In a recent paper published in EPJ Special Topics, Jhonathan O. Murcia Piñeros, a post-doctoral researcher at Space Electronics Division, Instituto Nacional de Pesquisas Espaciais, São José dos Campos, Brazil, and his co-authors, map the energy variations of the spacecraft orbits during 'aerogravity assisted' (AGA) manoeuvres. A technique in which energy gains are granted to a spacecraft by a close encounter with a planet or other celestial body via that body's atmosphere and gravity.
In 2019, Voyager 2 became the second man-made object to leave the solar system, following its counterpart Voyager 1. The energy to carry these probes was obtained via interactions with the solar system's giant planets - an example of a pure gravity assisted manoeuvre.
The topic approached by the paper is one that has been tackled from a number of different angles before, but the team took the novel approach of considering a passage inside the atmosphere of a planet and the effects of the spacecraft's rotation as it performs such a manoeuvre. During the course of simulating over 160,000 AGA manoeuvres around the Earth, the team adjusted parameters such as masses, sizes and angular momentum, to see how this would affect the 'drag' on the spacecraft, thus changing the amount of energy imparted.
The researchers discovered that the larger the values of the area to mass ratio (A/m - the inverse of area density) that they employed in their models the greater the drag was on the probe, and thus, the greater the energy loss it experienced due to this drag, and the lower its velocity was as a result, but it may increase the energy gains from gravity, due to the larger rotation of the velocity of the spacecraft. The same effect also increased the region in which energy losses occurred whilst simultaneously reducing the area in which maximum velocity can be achieved.

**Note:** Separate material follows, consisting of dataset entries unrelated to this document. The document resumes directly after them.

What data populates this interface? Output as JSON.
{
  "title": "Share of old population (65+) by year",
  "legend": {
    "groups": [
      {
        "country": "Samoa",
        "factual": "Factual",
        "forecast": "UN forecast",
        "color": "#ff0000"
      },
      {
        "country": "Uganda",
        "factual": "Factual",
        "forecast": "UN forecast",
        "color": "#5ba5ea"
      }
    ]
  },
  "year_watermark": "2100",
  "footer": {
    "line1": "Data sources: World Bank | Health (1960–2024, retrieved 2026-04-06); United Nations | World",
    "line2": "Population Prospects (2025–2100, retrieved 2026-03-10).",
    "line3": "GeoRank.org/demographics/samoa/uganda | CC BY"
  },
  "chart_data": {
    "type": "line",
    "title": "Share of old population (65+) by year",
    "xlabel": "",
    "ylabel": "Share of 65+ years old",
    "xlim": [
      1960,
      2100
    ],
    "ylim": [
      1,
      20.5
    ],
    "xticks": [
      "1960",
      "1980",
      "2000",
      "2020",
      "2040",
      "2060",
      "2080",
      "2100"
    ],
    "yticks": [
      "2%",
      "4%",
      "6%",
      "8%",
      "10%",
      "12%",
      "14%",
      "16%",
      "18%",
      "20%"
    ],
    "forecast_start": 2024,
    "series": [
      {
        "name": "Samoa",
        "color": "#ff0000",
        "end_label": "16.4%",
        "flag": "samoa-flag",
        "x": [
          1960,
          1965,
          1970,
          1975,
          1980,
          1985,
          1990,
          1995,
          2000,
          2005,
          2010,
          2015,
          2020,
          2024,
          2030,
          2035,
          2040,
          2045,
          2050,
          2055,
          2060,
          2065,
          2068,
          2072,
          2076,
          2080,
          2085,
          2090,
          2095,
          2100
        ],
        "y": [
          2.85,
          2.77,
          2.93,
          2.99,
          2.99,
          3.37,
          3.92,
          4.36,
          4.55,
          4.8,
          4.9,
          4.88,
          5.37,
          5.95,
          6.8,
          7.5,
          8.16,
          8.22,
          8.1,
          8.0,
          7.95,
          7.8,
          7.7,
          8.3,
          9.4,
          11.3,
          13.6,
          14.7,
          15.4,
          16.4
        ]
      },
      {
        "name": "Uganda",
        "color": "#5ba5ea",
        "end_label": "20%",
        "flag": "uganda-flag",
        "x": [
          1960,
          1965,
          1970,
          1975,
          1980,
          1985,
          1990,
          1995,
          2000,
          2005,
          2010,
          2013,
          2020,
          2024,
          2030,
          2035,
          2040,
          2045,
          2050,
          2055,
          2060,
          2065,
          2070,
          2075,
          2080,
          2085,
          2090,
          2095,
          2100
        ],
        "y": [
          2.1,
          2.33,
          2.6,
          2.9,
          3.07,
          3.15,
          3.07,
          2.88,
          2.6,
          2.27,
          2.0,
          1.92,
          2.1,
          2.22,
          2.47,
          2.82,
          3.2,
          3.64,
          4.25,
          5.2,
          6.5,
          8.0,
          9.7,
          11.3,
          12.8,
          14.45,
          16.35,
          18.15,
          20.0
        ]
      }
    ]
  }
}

Their results indicate that as this is the inverse of area density and density falls off at greater altitudes, drag can be reduced by a trajectory that brings a craft in at higher altitudes. This can eventually approach the values of trajectory given by a pure gravity-assisted AGA.
As the Voyager missions show, when performed at maximum efficiency, AGA manoeuvres have the potential to send mankind beyond the reaches of our solar system into the wider galaxy.